Jawabanku itu sepertinya sudah bisa diperkirakan oleh orang yang benar-benar mengenalku, Ramallah salah satunya, karena hanya orang-orang yang dekat denganku yang tahu kesakitan yang kurasakan saat keindahan itu hadir. Hanya sedikit orang yang tahu, betapa aku tersiksa karena menyaksikan keindahan itu lewat di depanku. Mereka tahu, aku takkan sanggup melawan rasa sakit itu.

Tapi yang tidak mereka tahu, ingatanku yang begitu kuat tentang kesan tadi. Aku mungkin terhindar dari kesakitan, tapi kepalaku sekarang dipenuhi bayangan gadis itu.

Makan siang hari itu, telah dihabiskan dengan perbincangan tentang puteri negeri Sembilan, sedemikian hangatnya pembahasannya hingga Mata Hari pun terus dibincangkan di hari-hari selanjutnya. Sedangkan aku, aku berusaha untuk mengalihkan pikiranku pada hal lain, hal yang kuanggap lebih bermanfaat. Hal yang bisa mengalihkan konsentrasiku dari berlama-lama membayangkan sosoknya yang masih nanar di mataku.

***

Film pendek yang aku garap bersama teman-teman komunitas film akhirnya dinominasikan menjadi film pendek terbaik tahun ini oleh sebuah Yayasan Keluarga Besar Film Beda. Semua insan film berkumpul dalam pesta itu. Mulai dari artis, sutradara sampai para pembuat cerita. Sedangkan aku tersiksa di sudut ruangan. Aku menyesal telah berhasil dibujuk oleh Bonsai dan Hatta untuk datang. Akhirnya, ketika menerima penghargaan sebagai sutradara pendatang baru terbaik, aku minta Bonsai untuk menerima trophy mewakiliku. Setelah itu, aku meminta ia untuk segera datang ke tempatku.

Lima menit berlalu, Bonsai tak juga muncul. Aku berusaha mencari sosok tinggi kurus dengan sweather coklat dan jeans belel. Saking asiknya aku mencari-cari Bonsai, tak sadar aku menabrak seseorang.

Bruk....

“Maaf” ujarku cepat.

Seorang gadis bergaun keemasan dengan aroma paduan rempah dan buah-buahan itu menggeleng sambil tersenyum. “It’s okay!”

Aku tertegun melihat sosok di depanku. Rambutnya yang hitam, matanya, hidungnya, bibirnya dan suaranya, mengingatkanku pada sosok yang telah memenuhi kepalaku beberapa hari lalu. Masih aku tertegun menatapnya, untunglah Bonsai datang sambil menyerahkan Trophy ke tanganku.

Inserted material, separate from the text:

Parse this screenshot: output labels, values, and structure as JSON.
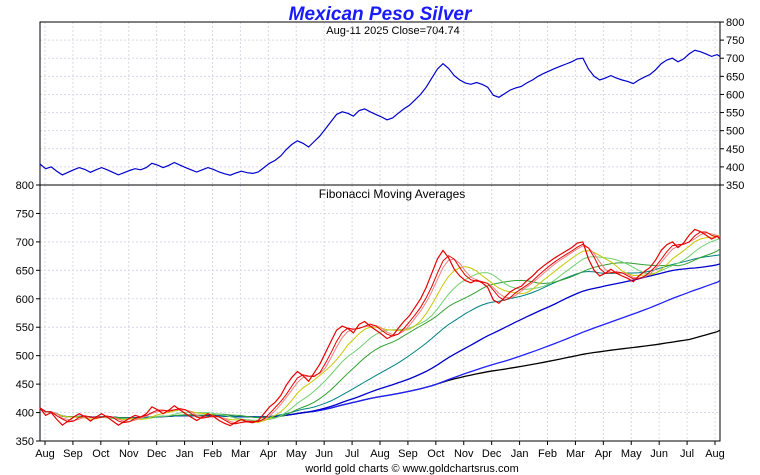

“Maaf, aku tertahan karena para wartawan yang sebenarnya ingin mewawancarai kamu. Nih, selamat ya!” genggaman Bonsai terasa erat dan hangat.

“Makasih,” ucapku. Pandanganku telah beralih pada Bonsai yang mulai berceloteh tentang pertanyaan-pertanyaam wartawan yang menghujaninya tadi. Kegembiraan Bonsai yang gegap gempita, membuatku lupa pada sosok yang membuatku tadi sempat tertegun.

“Hei, ternyata sang sutradara, Mahameru, datang. Selamat ya. Kenapa tadi diwakilkan?” Tanya sebuah suara lembut disampingku.

Aku tak menoleh, aku tahu kalau aku menoleh pastilah siksaan itu akan segera menyerangku tanpa kompromi. Aku merasa ajalku telah dekat.

Ada letupan-letupan keras di dalam kepalaku, kepalaku terasa panas, seperti roda dinamo yang berputar seharian, sekali-kali mengeluarkan bunga api. Aku bukanlah seorang kejam, yang tega mengabaikan kebaikan orang lain. Mungkin sebisa mungkin aku selalu menghindar. Namun bagaimana nasib uluran tangan dihadapanku ini. Sakit seperti apa yang nantinya akan kutanggung. Akhirnya, aku tak tega membuat tangannya terulur lama, aku menjabat tangannya sambil berterima kasih dan melepaskannya dengan segera. Ku pikir dia tersenyum, tapi aku tidak berani menatapnya.

“Maaf, saya harus pergi!” kataku segera. Tanpa menunggu jawaban darinya, aku berbalik menuju lorong gelap yang akan menjauhkan aku dari tempat itu. Saat itu pula Bonsai meninggalkanku kembali ke tempat duduknya.

“Tunggu! Kenapa kamu terlalu tergesa? Perkenalkan, nama saya Mata hari, saya juga sangat tertarik dalam bidang sinema. Mungkin kita bisa mengobrol sejenak sekedar bertukar pikiran. Saya sudah menonton film kamu, Mimpi Hitam Putih, pendapat saya, kamu sangat jenius!”

Suaranya mengalir, jernih bagai air telaga yang menuju anak sungai. Tapi tetap saja terasa seperti lava panas yang berasal dari kawah gunung yang kemudian mengendap di telingaku menjadi magma, panas sekali. Ku tahan langkahku, tapi aku tetap menjaga jarak padanya. Aku berusaha berkonsentrasi untuk menahan sakit itu. Ramallah pernah mengatakan agar aku lebih rileks bila terpaksa berhadapan dengan keindahan. Aku hanya harus mengatur pernafasanku agar tetap tenang, itu akan meredakan rasa sakit yang kurasakan.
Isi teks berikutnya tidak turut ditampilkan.